If an employee works four (4) days for 38 hours, can an employer pay only two (2) hours PTO time for the fifth day? Thank you.
State/Country relating to question: Pennsylvania
I don't know where to look. The company will only pay for forty (40) hours; they don't want employees "make money".
Hello and thank you for allowing me the opportunity to assist you.Is there any way that you can clarify your question? I'm a little unclear what you're asking. Are you saying that the employer forces the employee to take PTO for the unworked 2 hours so that the employer pays for 40 hours?

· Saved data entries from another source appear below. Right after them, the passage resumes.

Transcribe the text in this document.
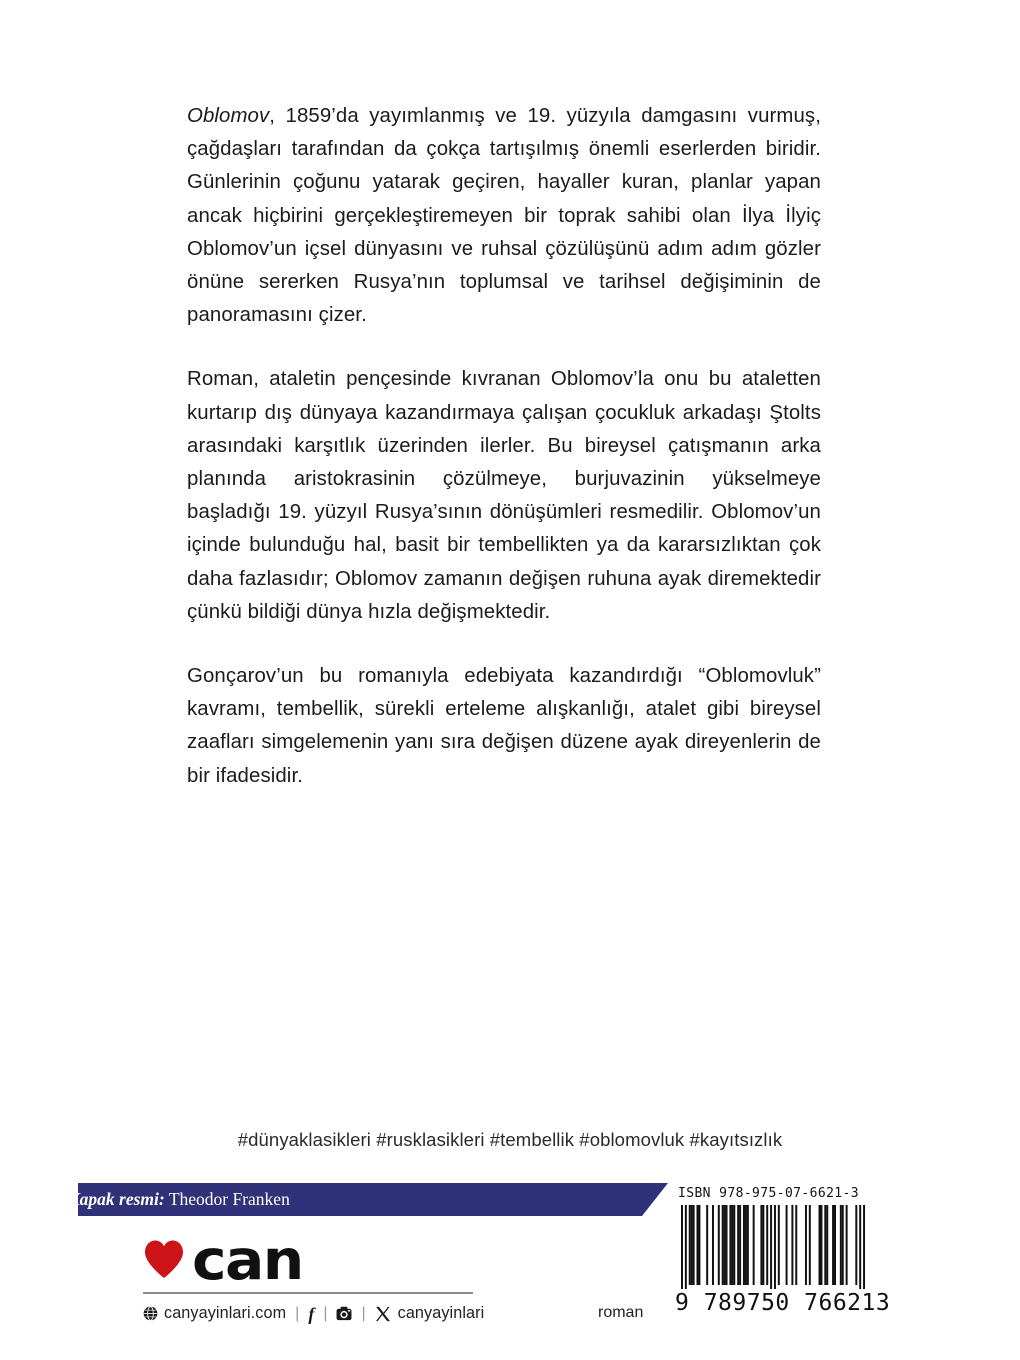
Oblomov, 1859’da yayımlanmış ve 19. yüzyıla damgasını vurmuş, çağdaşları tarafından da çokça tartışılmış önemli eserlerden biridir. Günlerinin çoğunu yatarak geçiren, hayaller kuran, planlar yapan ancak hiçbirini gerçekleştiremeyen bir toprak sahibi olan İlya İlyiç Oblomov’un içsel dünyasını ve ruhsal çözülüşünü adım adım gözler önüne sererken Rusya’nın toplumsal ve tarihsel değişiminin de panoramasını çizer.

Roman, ataletin pençesinde kıvranan Oblomov’la onu bu ataletten kurtarıp dış dünyaya kazandırmaya çalışan çocukluk arkadaşı Ştolts arasındaki karşıtlık üzerinden ilerler. Bu bireysel çatışmanın arka planında aristokrasinin çözülmeye, burjuvazinin yükselmeye başladığı 19. yüzyıl Rusya’sının dönüşümleri resmedilir. Oblomov’un içinde bulunduğu hal, basit bir tembellikten ya da kararsızlıktan çok daha fazlasıdır; Oblomov zamanın değişen ruhuna ayak diremektedir çünkü bildiği dünya hızla değişmektedir.

Gonçarov’un bu romanıyla edebiyata kazandırdığı “Oblomovluk” kavramı, tembellik, sürekli erteleme alışkanlığı, atalet gibi bireysel zaafları simgelemenin yanı sıra değişen düzene ayak direyenlerin de bir ifadesidir.

#dünyaklasikleri #rusklasikleri #tembellik #oblomovluk #kayıtsızlık
Kapak resmi: Theodor Franken
can
canyayinlari.com | f | | canyayinlari	roman
ISBN 978-975-07-6621-3
9 789750 766213
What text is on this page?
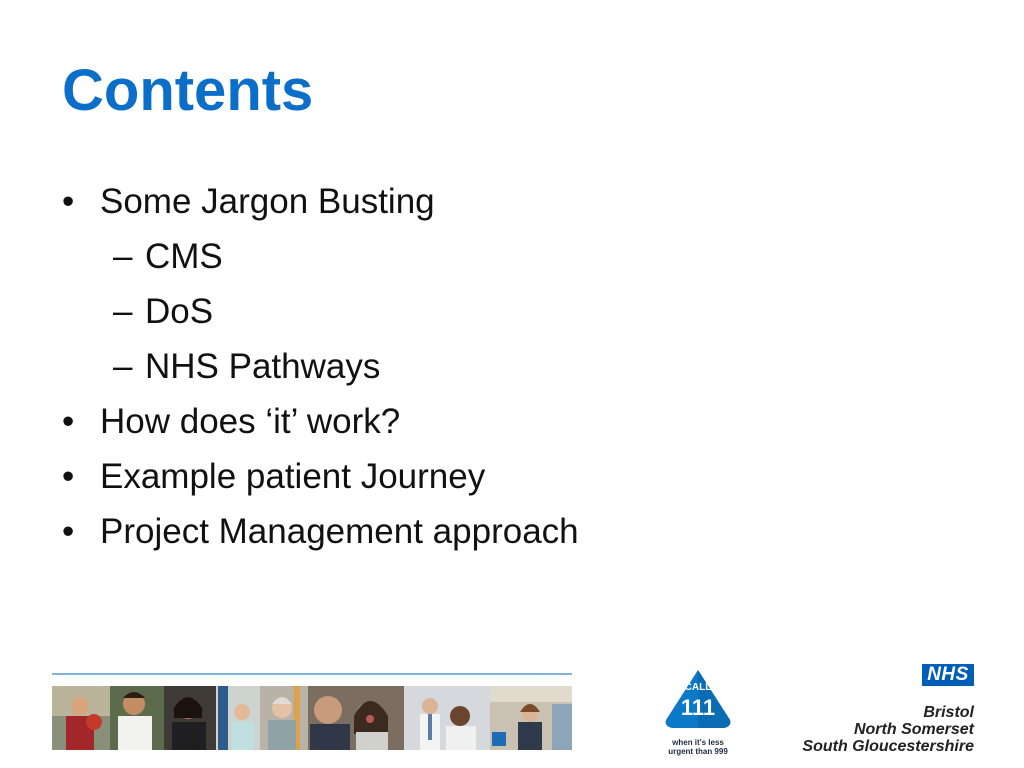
Contents
• Some Jargon Busting
– CMS
– DoS
– NHS Pathways
• How does ‘it’ work?
• Example patient Journey
• Project Management approach
CALL
111
when it's less
urgent than 999
NHS
Bristol
North Somerset
South Gloucestershire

An employee works for 38 hours in four days and wants to take, say Friday off as a PTO day, the company will only pay for 2 hours, not for 8 hours. The company will only pay for a total of 40 hours - between working hours and PTO time.
Hi again. Thank you for the clarification.I'm sorry to say that what you describe is lawful. The employer is allowed to have restrictions on when PTO can be used. Accordingly, the employer can adopt a policy whereby PTO cannot be used to pay an employee beyond 40 hours per week. If that's not the answer that you were hoping for, then I am truly sorry, but please understand that it would be unfair to you (and unprofessional of me) to provide you with anything less than a truthful response. With that in mind, I hope that you found value in my answer. If your concerns were not satisfactorily addressed, then feel free to let me know, as I will be happy to clarify my answer. In the meantime, please remember to give me positive feedback so that I will receive credit for my time (doing so does not end our discussion).Thank you and good luck!
Licensed to Practice Law
I'm still on the above sitution. It only mentions in the employee handbook, that you only can take 4 or 8 hours increments. Shouldn't they mention it in their handbook about only paying for a TOTAL of 40 hours?
Hi again.No, they do not have to state that they will only pay for a total of 40 hours in their handbook. Whatever the handbook states must be followed, but not every policy needs to be in the handbook.